Prep Time: 10 minutes
Cook Time: 20 minutes
Total Time: 30 minutes
  • 1 (6 ounce, 1 inch thick) steak
  • salt and pepper to taste
  • 1 tablespoon oil
  • 2 English muffins, lightly toasted
  • 12 spears asparagus, trimmed and blanched
  • 4 eggs
  • 1 batch bearnaise (see below) or hollandaise sauce, warm
  1. Brush the grill with oil, heat to medium-high heat, pat the steak dry, season with salt and pepper and grill, about 2-4 minutes per side for medium rare and set aside.
  2. Bring a large pot of water to a boil and reduce the heat to medium.
  3. Crack an egg into a bowl, swirl the water in the pot and pour the egg from the bowl into the water and repeat for another egg.
  4. Let the eggs cook until the whites are set but the yolks are not, about 2-3 minutes and fish them out.
  5. Repeat for the remaining 2 eggs.
  6. Plate the English muffins, top with thinly sliced steak, asparagus, poached eggs and bearnaise sauce and enjoy warm.

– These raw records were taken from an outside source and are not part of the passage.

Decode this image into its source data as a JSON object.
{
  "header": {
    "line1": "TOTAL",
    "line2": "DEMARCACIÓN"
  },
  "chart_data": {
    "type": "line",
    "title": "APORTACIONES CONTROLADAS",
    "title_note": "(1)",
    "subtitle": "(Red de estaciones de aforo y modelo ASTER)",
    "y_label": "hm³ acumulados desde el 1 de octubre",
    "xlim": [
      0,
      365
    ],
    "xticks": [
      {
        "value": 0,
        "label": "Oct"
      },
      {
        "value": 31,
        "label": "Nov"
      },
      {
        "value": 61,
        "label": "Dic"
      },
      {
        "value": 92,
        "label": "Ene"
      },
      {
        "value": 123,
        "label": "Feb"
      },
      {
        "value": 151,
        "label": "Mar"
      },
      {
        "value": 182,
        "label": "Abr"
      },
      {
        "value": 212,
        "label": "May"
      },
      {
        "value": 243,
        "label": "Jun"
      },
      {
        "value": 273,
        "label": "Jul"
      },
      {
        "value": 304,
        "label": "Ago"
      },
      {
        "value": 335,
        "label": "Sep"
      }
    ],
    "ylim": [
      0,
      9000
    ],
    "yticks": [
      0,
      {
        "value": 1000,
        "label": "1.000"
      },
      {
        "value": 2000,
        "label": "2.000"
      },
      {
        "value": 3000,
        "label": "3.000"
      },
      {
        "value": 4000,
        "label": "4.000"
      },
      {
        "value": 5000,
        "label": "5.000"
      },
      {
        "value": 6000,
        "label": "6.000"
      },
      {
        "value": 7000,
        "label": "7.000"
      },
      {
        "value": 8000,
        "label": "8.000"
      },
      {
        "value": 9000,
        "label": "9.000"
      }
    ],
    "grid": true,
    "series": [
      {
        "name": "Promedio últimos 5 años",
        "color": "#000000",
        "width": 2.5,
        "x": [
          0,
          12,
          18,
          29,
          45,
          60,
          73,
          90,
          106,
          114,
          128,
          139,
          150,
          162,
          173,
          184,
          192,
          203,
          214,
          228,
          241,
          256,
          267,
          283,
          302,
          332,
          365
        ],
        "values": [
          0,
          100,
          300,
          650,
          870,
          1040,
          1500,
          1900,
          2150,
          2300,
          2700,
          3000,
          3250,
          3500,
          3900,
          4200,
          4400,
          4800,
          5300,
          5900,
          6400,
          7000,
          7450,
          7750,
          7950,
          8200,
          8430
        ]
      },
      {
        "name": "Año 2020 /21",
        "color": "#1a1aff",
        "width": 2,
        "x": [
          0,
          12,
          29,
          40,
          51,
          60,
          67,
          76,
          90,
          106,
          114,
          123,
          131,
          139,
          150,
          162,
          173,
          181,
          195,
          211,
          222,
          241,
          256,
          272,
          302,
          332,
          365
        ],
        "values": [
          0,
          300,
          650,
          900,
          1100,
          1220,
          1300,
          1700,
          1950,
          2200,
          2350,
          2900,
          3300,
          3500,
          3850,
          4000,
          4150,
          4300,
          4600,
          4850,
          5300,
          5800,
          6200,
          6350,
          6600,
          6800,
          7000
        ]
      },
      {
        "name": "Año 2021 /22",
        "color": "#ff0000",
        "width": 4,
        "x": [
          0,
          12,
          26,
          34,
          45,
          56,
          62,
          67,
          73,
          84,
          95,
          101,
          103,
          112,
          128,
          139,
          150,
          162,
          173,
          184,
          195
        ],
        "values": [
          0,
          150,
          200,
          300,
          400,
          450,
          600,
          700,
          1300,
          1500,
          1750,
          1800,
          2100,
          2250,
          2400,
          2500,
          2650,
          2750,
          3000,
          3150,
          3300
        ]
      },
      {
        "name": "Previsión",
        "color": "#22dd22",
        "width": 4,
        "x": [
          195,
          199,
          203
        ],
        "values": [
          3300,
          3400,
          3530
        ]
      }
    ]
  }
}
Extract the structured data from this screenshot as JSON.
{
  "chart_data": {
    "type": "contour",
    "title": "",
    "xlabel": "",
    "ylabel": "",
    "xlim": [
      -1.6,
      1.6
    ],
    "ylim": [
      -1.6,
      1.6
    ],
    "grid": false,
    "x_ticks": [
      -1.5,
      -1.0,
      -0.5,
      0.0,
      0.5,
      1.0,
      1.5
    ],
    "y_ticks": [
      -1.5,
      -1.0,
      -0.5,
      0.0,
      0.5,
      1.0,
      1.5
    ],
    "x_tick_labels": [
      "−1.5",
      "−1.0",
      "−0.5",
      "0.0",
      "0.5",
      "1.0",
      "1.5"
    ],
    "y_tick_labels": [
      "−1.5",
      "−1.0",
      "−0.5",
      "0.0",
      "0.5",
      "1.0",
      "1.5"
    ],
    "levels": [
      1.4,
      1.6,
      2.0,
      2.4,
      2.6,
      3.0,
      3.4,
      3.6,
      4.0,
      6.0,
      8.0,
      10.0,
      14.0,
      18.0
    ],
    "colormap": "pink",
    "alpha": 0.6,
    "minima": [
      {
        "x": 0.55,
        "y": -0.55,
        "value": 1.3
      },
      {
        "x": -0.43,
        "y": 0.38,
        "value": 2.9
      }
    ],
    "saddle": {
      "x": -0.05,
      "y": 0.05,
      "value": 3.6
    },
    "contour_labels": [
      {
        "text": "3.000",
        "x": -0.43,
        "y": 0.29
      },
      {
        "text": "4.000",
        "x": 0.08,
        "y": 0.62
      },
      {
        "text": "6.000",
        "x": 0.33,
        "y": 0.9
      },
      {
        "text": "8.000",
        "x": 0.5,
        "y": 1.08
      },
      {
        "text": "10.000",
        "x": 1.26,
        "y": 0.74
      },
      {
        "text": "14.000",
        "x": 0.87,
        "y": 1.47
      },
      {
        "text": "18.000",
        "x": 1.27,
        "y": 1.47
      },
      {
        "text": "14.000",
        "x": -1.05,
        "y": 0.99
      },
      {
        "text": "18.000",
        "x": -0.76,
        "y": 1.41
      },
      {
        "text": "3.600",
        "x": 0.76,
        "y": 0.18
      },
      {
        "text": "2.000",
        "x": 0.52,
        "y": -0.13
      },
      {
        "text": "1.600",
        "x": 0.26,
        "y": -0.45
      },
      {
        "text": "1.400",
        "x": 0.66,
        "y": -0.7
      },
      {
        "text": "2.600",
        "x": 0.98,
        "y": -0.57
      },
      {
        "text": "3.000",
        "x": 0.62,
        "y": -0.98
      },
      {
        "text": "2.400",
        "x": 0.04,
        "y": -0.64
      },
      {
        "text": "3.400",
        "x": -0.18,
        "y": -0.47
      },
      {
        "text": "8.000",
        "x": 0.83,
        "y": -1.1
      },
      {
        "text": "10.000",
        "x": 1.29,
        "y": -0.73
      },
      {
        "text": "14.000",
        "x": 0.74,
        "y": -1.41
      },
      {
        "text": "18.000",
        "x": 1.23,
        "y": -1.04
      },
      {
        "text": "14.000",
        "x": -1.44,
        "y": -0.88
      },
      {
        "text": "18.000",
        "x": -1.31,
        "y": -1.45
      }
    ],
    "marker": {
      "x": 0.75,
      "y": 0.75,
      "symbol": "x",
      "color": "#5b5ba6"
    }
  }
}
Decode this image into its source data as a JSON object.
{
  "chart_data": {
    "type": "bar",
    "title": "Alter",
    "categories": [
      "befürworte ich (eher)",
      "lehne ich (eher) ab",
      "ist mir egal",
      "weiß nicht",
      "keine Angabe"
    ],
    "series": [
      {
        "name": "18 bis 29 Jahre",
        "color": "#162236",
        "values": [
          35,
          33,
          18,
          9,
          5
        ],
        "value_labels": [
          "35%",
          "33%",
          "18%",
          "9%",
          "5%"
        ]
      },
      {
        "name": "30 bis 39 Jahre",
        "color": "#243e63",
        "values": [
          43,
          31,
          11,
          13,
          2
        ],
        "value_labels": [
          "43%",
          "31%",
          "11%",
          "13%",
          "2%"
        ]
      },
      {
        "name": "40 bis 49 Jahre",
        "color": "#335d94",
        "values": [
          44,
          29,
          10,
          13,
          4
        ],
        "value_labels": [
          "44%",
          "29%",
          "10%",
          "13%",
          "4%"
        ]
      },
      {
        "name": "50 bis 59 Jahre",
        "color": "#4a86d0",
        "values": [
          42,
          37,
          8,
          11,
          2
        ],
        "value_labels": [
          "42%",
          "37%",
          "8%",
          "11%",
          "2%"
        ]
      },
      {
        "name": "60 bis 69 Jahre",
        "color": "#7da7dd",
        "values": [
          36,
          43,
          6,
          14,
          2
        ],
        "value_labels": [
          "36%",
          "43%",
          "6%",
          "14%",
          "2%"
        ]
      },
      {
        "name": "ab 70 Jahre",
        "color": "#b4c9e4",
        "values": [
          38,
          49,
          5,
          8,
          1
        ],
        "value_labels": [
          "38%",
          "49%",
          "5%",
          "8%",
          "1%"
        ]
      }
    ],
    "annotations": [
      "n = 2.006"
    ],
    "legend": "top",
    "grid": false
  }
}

Tip: Grill an extra steak for dinner and set aside in the fridge for breakfast.
Tip: Make the bearnaise sauce before poaching the eggs, place it in a bowl and place the bowl in warm water to keep the sauce warm until ready to serve.

Blender Bearnaise Sauce

A creamy buttery sauce flavoured with tarragon.

Servings: makes 1 cup

Prep Time: 10 minutes
Cook Time: 5 minutes
Total Time: 15 minutes
  • 2 tablespoons white wine vinegar
  • 2 tablespoons white wine
  • 1 tablespoon shallots, finely diced
  • 1 tablespoon tarragon, chopped
  • 3 egg yolks
  • 1/4 pound (1 stick) unsalted butter, melted and hot
  • 1 tablespoon tarragon, chopped
  • slat and pepper to taste
  1. Bring the vinegar, wine, shallots and tarragon to a boil, reduce the heat, simmer to reduce by half, let cool and strain the solids from the liquid.
  2. Pulse the reduction and egg yolks in a food processor for 20-30 seconds.
  3. Slowly drizzle in the butter while processing until all the butter is incorporated and the sauce is nice and thick and creamy.
  4. Mix in the tarragon and season with salt and pepper to taste.